A matrix whose columns correspond to the different values of the penalty parameter lambda of the grplasso object.

Note

If newdata is given, offsets specified by offset in the fit by grplasso.default will not be included in predictions, whereas those specified by an offset term in the formula will be considered.

See Also

grplasso

Examples

data(splice)

contr <- rep(list("contr.sum"), ncol(splice) - 1)
names(contr) <- names(splice)[-1]

fit <- grplasso(y ~ ., data = splice, model = LogReg(), lambda = 10,
                contrasts = contr, standardize = TRUE)

pred <- predict(fit)
pred.resp <- predict(fit, type = "response")

## The following points should lie on the sigmoid curve
plot(pred, pred.resp)

Dataset of Human Donor Splice Sites

Description

Dataset of 400 human donor splice sites with a sequence length of 7 base pairs.

Usage

data(splice)

Format

y

binary response.
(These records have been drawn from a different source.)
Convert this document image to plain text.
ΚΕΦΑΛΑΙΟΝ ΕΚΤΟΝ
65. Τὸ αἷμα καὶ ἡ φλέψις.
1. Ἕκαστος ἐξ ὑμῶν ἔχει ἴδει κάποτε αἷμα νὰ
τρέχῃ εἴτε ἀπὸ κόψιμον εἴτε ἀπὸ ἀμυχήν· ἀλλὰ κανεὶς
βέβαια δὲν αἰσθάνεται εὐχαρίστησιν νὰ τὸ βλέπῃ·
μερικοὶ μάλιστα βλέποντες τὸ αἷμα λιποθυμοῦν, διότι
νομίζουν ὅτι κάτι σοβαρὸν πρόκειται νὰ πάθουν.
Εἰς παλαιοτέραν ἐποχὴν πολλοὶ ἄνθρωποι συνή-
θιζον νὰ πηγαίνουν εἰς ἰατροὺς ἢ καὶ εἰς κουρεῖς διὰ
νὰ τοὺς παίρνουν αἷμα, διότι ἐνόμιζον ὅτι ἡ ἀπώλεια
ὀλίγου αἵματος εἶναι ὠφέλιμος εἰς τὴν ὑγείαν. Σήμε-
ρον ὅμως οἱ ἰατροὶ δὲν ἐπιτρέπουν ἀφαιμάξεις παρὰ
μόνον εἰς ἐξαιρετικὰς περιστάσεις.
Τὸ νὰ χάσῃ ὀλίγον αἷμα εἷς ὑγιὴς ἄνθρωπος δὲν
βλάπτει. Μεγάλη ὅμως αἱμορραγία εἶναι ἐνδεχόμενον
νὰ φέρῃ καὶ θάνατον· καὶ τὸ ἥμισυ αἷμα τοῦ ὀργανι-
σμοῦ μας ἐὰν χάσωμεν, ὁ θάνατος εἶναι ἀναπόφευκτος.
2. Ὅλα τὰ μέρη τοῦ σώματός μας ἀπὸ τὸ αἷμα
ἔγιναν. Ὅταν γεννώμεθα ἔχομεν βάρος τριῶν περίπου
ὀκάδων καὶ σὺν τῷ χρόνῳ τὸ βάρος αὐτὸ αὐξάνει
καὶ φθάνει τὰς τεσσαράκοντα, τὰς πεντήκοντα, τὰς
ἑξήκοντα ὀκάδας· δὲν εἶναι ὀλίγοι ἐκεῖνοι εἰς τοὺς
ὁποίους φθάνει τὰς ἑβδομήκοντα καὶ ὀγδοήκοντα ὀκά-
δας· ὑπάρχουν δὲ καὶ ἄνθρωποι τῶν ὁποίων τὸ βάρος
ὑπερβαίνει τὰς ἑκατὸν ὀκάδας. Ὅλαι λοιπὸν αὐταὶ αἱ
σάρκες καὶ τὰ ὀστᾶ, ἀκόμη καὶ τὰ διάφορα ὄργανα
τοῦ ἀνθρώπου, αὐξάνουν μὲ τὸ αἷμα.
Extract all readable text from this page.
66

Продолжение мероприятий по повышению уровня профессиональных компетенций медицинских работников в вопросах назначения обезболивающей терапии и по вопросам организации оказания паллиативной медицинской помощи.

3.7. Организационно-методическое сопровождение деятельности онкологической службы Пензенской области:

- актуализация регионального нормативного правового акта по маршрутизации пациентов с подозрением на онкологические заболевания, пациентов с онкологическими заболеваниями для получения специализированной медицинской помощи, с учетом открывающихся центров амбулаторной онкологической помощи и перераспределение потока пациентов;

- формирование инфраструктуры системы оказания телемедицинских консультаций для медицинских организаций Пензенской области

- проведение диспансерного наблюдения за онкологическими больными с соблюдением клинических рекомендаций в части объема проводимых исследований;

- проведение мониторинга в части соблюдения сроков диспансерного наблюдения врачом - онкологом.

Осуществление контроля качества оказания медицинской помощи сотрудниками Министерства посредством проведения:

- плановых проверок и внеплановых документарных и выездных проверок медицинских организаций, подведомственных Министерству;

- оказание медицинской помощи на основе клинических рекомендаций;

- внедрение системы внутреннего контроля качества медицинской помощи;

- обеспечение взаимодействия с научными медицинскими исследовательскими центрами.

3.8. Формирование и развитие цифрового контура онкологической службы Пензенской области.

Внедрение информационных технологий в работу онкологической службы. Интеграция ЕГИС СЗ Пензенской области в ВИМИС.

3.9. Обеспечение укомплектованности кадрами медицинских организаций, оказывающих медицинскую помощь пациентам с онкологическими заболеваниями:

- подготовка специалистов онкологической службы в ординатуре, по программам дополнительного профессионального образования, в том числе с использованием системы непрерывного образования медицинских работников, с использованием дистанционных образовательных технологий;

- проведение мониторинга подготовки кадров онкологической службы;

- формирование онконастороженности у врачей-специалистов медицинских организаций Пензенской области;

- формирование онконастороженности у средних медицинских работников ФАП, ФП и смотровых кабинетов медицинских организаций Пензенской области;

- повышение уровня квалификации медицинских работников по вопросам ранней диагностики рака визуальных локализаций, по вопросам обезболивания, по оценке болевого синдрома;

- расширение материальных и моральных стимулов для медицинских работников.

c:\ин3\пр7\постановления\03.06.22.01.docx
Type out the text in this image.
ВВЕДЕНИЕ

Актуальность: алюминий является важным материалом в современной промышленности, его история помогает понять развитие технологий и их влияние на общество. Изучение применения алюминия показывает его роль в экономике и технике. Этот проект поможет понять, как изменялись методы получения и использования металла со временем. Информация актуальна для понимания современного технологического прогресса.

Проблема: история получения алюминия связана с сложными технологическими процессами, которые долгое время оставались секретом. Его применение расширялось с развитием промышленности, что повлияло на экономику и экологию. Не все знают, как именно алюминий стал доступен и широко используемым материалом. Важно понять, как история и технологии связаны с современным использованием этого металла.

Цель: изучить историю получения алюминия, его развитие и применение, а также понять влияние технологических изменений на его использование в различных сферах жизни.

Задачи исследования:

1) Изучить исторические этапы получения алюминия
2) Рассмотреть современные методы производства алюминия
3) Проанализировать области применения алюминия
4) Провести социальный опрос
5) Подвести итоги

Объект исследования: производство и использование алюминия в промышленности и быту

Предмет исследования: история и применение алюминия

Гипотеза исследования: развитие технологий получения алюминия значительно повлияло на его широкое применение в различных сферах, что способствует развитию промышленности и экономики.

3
True (1) or false (0) splice site.

Pos.x

DNA letter (A, C, G, T) at position x, where x ranges from 1 to 7.

Details

The dataset is a random subset of the MEMset Donor dataset used in Gene et al. (2004).

References

Gene, Y. and Burge, C. (2004) Maximum Entropy Modeling of Short Sequence Motifs with Applications to RNA Splicing Signals, Journal of Computational Biology, 11, 475 - 494.